Though all of this was a twice-told story for me, as I went over the material I was once again seized by the impact of her life and of her work. At this distance in time, I found myself meditating upon the oddness of my experience in writing the biography, in going to Tangier, in meeting Paul and all the other people, famous and not famous, who knew Jane. I had to acknowledge too how much chance and luck had paved the way for me in telling the story.
For example, I was in a water exercise class and one day I learned that one of the other participants was a woman who had once acted upon the Broadway stage. More than that, she had had a small supporting role in the production of In the Summer House and still had in her possession a diary of the production.
Another oddness: I read that a former classmate of mine in graduate school at San Francisco State had become a detective and was going to give a lecture about Dashiell Hammett. After his lecture, which was very amusing and informative, I went up to him and congratulated him on the talk. “So tell me,” he said, “what are you working on now?” “I’m writing a biography of someone you never heard of,” I said, “Jane Bowles.” “Jane Bowles?” he said, “my father, Karl Bissinger, took some wonderful photos of her.” And, indeed, the photo of Jane on the cover of my biography and on the cover of the LOA edition was taken by Karl Bissinger.
Yet another oddness: One day, as I was writing the book, I had lunch with a friend who worked at Stanford, where I had previously had a job as an “academic” writer for the News Service.
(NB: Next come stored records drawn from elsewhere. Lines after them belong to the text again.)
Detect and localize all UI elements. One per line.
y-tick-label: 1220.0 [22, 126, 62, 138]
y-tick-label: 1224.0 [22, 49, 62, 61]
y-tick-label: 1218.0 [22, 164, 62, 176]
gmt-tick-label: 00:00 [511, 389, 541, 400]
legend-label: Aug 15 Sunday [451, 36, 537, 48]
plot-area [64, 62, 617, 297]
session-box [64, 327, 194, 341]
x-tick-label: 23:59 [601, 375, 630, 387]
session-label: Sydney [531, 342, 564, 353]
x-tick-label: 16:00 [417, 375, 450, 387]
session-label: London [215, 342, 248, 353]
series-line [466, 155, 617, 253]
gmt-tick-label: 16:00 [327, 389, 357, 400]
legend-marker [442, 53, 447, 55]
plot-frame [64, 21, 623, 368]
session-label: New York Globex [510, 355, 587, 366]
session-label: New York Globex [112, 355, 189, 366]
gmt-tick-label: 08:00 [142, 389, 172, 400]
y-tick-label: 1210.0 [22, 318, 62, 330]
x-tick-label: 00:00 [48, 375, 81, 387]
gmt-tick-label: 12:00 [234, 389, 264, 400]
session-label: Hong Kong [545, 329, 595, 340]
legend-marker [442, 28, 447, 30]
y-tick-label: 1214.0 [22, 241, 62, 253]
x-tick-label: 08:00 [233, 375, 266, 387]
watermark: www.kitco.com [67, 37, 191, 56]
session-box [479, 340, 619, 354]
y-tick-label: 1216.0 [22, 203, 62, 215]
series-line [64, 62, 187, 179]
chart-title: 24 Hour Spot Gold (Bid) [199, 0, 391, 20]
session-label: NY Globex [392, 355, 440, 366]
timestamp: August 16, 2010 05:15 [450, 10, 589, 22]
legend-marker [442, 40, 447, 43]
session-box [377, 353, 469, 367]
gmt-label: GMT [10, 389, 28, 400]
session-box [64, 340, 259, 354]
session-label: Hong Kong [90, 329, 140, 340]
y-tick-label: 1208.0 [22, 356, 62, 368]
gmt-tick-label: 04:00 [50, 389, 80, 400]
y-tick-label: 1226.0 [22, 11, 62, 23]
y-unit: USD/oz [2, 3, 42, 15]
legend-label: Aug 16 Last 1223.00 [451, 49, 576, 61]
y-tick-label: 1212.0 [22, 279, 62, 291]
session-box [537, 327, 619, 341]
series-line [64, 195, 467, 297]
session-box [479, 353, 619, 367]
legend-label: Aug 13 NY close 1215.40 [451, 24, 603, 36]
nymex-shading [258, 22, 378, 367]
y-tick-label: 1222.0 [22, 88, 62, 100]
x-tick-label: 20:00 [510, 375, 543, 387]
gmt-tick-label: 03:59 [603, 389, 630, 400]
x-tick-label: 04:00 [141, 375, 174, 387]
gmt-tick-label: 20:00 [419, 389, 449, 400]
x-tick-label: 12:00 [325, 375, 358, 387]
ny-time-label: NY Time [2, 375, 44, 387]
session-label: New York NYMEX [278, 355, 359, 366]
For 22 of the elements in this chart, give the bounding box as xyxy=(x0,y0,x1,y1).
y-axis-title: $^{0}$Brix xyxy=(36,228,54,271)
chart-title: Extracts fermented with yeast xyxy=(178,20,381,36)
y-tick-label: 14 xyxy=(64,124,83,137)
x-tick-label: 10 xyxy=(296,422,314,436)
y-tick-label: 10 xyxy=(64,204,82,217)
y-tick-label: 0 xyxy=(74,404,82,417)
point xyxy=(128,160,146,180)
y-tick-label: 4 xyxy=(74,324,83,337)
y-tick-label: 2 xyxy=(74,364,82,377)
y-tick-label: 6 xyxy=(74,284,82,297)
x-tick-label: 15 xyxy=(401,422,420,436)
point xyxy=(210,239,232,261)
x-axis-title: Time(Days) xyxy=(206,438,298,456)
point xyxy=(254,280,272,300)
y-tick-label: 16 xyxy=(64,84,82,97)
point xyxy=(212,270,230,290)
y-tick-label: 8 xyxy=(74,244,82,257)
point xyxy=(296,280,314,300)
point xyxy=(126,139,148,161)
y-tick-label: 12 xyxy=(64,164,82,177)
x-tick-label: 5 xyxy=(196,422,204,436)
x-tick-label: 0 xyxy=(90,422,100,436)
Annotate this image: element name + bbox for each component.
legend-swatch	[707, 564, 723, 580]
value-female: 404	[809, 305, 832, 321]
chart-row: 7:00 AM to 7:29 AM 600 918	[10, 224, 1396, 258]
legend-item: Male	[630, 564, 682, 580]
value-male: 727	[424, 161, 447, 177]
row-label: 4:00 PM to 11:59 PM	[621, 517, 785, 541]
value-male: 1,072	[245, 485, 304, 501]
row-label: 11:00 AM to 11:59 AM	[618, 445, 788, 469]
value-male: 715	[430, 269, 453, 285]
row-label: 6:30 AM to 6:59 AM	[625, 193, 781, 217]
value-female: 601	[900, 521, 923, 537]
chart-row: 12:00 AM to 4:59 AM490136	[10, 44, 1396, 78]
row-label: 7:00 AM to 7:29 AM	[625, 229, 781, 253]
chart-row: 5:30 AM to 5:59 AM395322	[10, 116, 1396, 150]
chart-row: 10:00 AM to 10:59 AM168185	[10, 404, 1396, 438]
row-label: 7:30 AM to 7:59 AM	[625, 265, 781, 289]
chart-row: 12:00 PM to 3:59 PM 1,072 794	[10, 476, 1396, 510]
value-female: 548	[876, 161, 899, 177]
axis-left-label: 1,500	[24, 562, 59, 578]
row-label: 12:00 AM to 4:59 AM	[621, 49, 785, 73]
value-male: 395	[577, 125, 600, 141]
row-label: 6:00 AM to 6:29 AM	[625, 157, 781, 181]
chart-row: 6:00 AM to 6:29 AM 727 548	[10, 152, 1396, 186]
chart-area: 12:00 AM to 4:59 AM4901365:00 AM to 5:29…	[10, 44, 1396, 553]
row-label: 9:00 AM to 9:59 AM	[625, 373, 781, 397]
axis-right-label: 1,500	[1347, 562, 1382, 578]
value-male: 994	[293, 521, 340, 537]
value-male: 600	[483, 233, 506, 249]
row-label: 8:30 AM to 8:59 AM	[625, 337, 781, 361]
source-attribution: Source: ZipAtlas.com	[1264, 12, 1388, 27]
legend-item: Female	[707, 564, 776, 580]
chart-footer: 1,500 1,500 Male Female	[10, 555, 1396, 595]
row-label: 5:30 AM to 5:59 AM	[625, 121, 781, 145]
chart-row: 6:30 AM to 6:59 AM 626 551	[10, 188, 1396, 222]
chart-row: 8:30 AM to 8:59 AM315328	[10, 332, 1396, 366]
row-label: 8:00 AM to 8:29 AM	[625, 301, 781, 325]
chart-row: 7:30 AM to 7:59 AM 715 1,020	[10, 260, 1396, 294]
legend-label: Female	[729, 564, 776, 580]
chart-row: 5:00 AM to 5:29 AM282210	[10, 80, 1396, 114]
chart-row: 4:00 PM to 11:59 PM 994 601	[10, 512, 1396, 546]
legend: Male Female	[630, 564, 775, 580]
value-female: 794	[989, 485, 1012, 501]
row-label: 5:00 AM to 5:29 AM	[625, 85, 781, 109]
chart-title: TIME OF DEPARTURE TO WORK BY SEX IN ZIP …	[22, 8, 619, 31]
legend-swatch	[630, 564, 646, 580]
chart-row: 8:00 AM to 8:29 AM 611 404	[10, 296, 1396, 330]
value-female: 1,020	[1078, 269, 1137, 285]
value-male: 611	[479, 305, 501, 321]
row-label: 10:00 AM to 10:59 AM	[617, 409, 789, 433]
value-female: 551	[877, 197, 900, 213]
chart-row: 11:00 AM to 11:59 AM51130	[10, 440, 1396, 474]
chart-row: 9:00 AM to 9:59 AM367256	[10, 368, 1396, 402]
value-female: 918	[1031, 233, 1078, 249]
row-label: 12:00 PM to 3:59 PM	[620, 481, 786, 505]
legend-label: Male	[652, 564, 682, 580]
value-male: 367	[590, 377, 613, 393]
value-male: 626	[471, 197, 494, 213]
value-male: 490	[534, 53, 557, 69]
My friend asked what I was doing and I said I was writing a biography of Jane Bowles. “Jane Bowles?” she said. “There is a professor in our department who once worked with her on some kind of speech therapy.” And indeed I was to meet this professor, who as a young man had worked with Jane after her stroke by having her write short essays. He had, moreover, saved those essays, which he showed to me, and they proved invaluable in my understanding of the effect of the stroke upon her.
And still another oddness: After I had signed a contract for the biography, my new editor told me that, as it happened, she was working with another writer whose mother-in-law, Miriam, had been Jane’s best friend in her childhood. From that contact came the chance to see her autograph album from school with its statement from Jane, written when she was twelve:
“You asked me to write in your book
I scarcely know how to begin
For there’s nothing orriginal about me
But a little orriginal sin.”
And there was yet one more coincidence or series of coincidences that began to manifest themselves over time as I pursued my research on the biography. Jane’s mother’s name was Claire, as was mine. Her maternal grandfather’s name was Louis, as was mine. She lived in Woodmere, Long Island from 1927 to 1930. I lived in Woodmere, across the tracks, in 1929 and 1930. At thirteen, after her father’s death, Jane and her mother moved to Manhattan to the very building where my family lived when I was born. Jane broke her right leg in 1931. I broke mine that same year.
Strange coincidences, yes, I admitted to myself, but don’t get carried way with them. Any idiot knows that one of the greatest dangers of being a biographer is confusing yourself with your subject. So beware of being misled by them. I did beware.